Bila merujuk Undang-Undang Nomor 12 Tahun 2022 tentang Tindak Pidana Kekerasan Seksual (TPKS), Undang-Undang Nomor Nomor 2 Tahun 2022 tentang Kepolisian, serta sumpah Tribrata bagi setiap anggota Polri, kata Selly, seharunya kekerasan terhadap anak tidak terjadi.
“Dengan profesinya sebagai penegak hukum. Saya rasa hukuman seumur hidup saja belum cukup. Sederhananya, bagaimana bisa penegak hukum malah menjadi pelanggar, bahkan pelaku,” tuturnya.
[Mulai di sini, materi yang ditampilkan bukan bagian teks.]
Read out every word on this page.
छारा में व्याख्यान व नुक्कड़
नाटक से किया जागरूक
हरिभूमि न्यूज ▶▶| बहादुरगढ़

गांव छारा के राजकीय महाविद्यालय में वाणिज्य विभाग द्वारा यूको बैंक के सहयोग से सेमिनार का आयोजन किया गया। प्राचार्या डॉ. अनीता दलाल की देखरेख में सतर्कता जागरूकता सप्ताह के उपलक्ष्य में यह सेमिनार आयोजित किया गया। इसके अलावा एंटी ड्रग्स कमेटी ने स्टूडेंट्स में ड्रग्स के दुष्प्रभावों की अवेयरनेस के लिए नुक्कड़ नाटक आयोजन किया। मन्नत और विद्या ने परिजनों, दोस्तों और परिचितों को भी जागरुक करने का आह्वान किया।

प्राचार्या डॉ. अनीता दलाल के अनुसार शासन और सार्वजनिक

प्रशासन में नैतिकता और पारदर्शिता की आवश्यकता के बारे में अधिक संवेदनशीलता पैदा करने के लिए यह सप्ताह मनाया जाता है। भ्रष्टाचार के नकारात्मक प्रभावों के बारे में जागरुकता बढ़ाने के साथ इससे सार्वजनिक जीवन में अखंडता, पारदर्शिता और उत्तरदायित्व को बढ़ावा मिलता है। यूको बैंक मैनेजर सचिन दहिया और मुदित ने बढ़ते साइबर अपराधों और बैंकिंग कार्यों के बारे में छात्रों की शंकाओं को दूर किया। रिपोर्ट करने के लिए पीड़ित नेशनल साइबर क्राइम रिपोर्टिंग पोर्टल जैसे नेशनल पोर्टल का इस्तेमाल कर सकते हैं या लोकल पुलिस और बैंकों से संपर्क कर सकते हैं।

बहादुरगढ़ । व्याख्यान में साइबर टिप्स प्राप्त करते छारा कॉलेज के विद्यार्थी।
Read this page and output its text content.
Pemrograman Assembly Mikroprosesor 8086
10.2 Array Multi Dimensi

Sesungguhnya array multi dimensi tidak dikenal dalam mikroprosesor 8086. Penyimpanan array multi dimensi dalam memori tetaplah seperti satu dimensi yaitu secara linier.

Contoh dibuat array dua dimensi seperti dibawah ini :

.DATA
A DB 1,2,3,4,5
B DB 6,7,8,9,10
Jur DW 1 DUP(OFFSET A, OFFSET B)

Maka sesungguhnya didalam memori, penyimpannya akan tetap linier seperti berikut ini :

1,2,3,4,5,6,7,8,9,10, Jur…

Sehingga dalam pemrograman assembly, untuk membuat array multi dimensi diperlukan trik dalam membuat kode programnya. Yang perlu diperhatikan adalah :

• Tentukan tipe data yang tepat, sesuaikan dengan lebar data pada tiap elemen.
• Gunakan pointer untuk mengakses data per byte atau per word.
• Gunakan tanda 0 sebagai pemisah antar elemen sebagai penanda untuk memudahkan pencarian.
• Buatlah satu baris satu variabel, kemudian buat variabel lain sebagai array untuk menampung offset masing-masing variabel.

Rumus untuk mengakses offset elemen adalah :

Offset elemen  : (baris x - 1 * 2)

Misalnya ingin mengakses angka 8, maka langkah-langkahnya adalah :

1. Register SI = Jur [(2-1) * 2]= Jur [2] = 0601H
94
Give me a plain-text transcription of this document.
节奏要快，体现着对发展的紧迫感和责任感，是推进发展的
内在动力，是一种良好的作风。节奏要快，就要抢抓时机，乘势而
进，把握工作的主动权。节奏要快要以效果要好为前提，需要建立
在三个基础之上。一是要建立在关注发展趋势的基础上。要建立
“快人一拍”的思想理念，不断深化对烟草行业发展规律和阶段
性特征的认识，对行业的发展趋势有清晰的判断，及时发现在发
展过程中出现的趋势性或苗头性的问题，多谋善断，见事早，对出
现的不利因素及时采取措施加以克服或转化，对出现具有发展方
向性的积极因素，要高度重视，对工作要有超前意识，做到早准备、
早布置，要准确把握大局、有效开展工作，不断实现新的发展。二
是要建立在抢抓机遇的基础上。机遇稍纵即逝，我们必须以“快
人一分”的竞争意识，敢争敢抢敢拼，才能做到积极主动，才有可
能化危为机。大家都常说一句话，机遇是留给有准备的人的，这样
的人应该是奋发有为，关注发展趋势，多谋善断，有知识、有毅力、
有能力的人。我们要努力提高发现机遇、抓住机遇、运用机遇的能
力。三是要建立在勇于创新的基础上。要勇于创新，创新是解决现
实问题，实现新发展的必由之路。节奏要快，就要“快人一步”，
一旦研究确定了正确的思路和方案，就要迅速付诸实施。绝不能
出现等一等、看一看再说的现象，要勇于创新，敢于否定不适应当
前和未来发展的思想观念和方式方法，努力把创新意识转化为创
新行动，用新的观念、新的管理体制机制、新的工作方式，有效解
Tindak kekerasan terhadap anak masih tinggi berdasarkan data Kemen PPA hingga 14 Maret. Dari 5.118 kasus terhadap sepanjang 2025, 2.163 di antaranya atau 42 persen merupakan kekerasan seksual.
Kondisi tersebut menandakan kian jauh dari visi Presiden Prabowo melalui Asta Cita-nya. Mengingat, kekerasan anak bisa menjadi hantu untuk menciptakan Sumber Daya Manusia yang berkualitas di masa mendatang.
“Jadi saya pikir kita jangan pernah mimpi menciptakan generasi emas. Kalo supermasi hukum aja masih belum tercipta di institusi penegak hukumnya,” katanya.